De acordo com o Instituto de Segurança Pública, em janeiro do ano passado, um policial militar foi morto em serviço e seis foram mortos em folga
Por Redação, com ABr - do Rio de Janeiro:
A Polícia Militar do Estado do Rio de Janeiro (PMERJ) divulgou nesta terça-feira que 18 policiais foram mortos no inicio deste ano, dos quais quatro estavam em serviço, 12 de folga e dois eram PMs aposentados. De acordo com o Instituto de Segurança Pública, em janeiro do ano passado, um policial militar foi morto em serviço e seis foram mortos em folga.
Dos 44 policiais militares feridos este ano, 30 estavam em serviço, 13 de folga e um é policial aposentado.
Em 2016, segundo a PMERJ, 26 policiais foram mortos em serviço e 51 de folga e 250 foram feridos em serviço e 107 de folga.
Manifestação
No dia 15 deste mês, a praia de Copacabana foi palco de uma manifestação contra a morte de policiais militares no Rio de Janeiro. O protesto foi organizado pela entidade SOS Polícia e reuniu cerca de 50 manifestantes. Incluindo filhos de militares, e levou para a areia cruzes, bonecos caídos na praia vestidos com fardas de PMs manchadas de vermelho, simulando sangue e cartazes e faixas com as frases Também somos vítimas, Rio de Janeiro em Luto, e outras, pedindo mudanças na legislação penal.

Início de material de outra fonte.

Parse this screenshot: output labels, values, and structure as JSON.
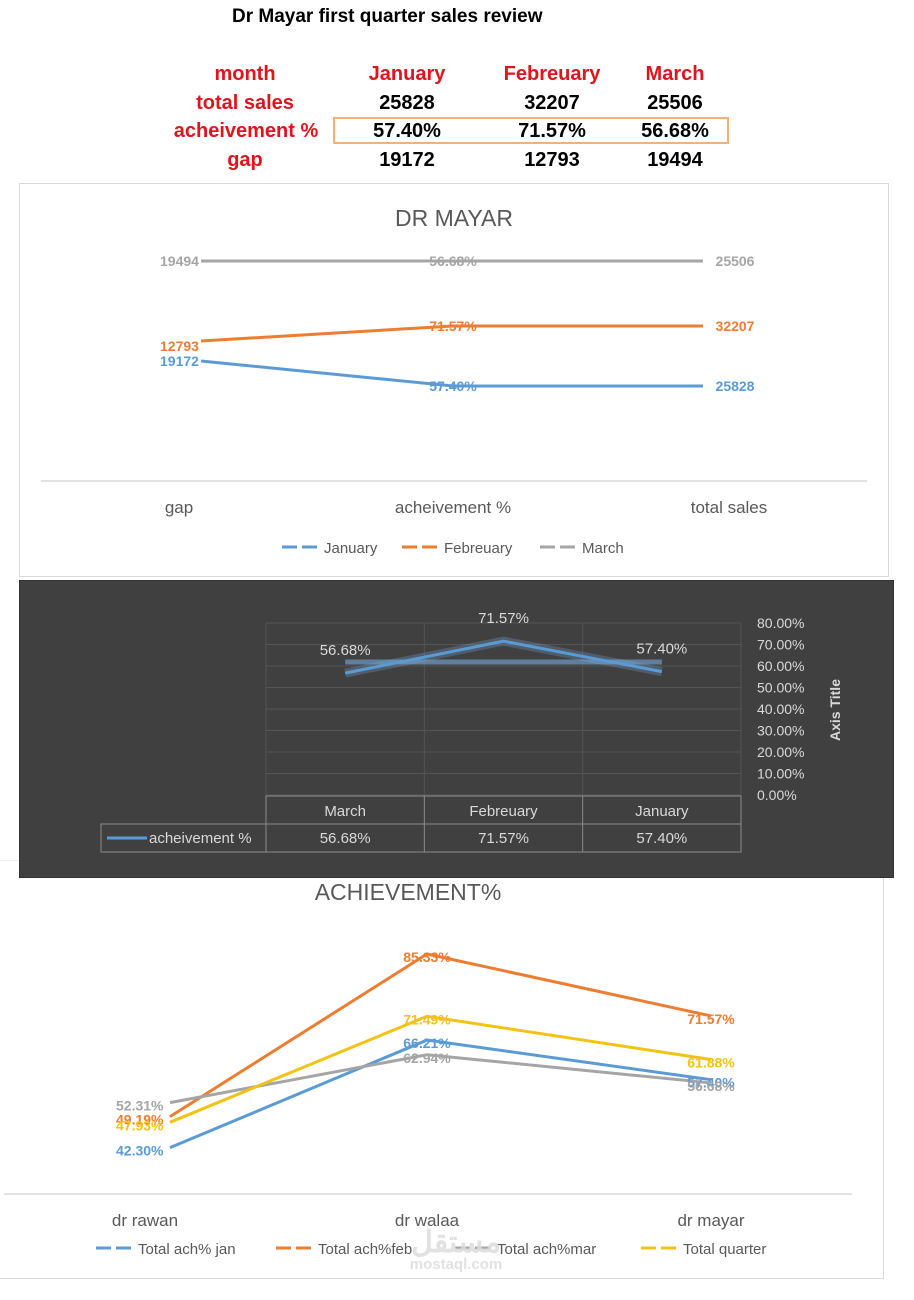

O 2º sargento Cristiano da Anunciação Macedo foi baleado em São João de Meriti, Baixada Fluminense. De acordo com a Polícia Militar do Estado do Rio de Janeiro (PMERJ). Macedo tinha 40 anos, estava há 18 anos na corporação e deixou esposa.
A PMERJ disse em nota que testemunhas contaram que o sargento foi atingido ao tentar separar uma briga. No mesmo momento, um homem e uma mulher também foram baleados. O homem morreu no local e a mulher foi internada no PAM.
Investigação
A Polícia Civil informou que foi instaurado um procedimento para apurar as mortes do policial militar e de Wallace dos Santos Pires.
Para o 1º tenente da PM Nilton da Silva Pereira, que está em reserva remunerada e participou da manifestação na Praia de Copacabana. As mortes sucessivas de PMs têm ocorrido por causa da certeza de impunidade dos criminosos.
– O marginal, hoje, que comete um delito parece ter a certeza de que vai se manter em liberdade. O sistema prisional já não intimida. Porque se intimidasse, ele não cometeria estes crimes contra nós policiais ou contra qualquer cidadão comum – disse.
Ele defendeu mudanças na legislação, com punição mais rígida. E se mostrou contrário ao regime de progressão da pena. “Infelizmente, tem um entendimento que a regra hoje é a liberdade. A prisão é a exceção, porque o sistema prisional não está funcionando adequadamente”, apontou.
Policiais em perigo
O tentente Pereira destacou que o sistema de proteção do policial em serviço tem falhas e que os equipamentos também são precários, com falta de manutenção nos armamentos e nos veículos da polícia, inclusive com falta de combustível.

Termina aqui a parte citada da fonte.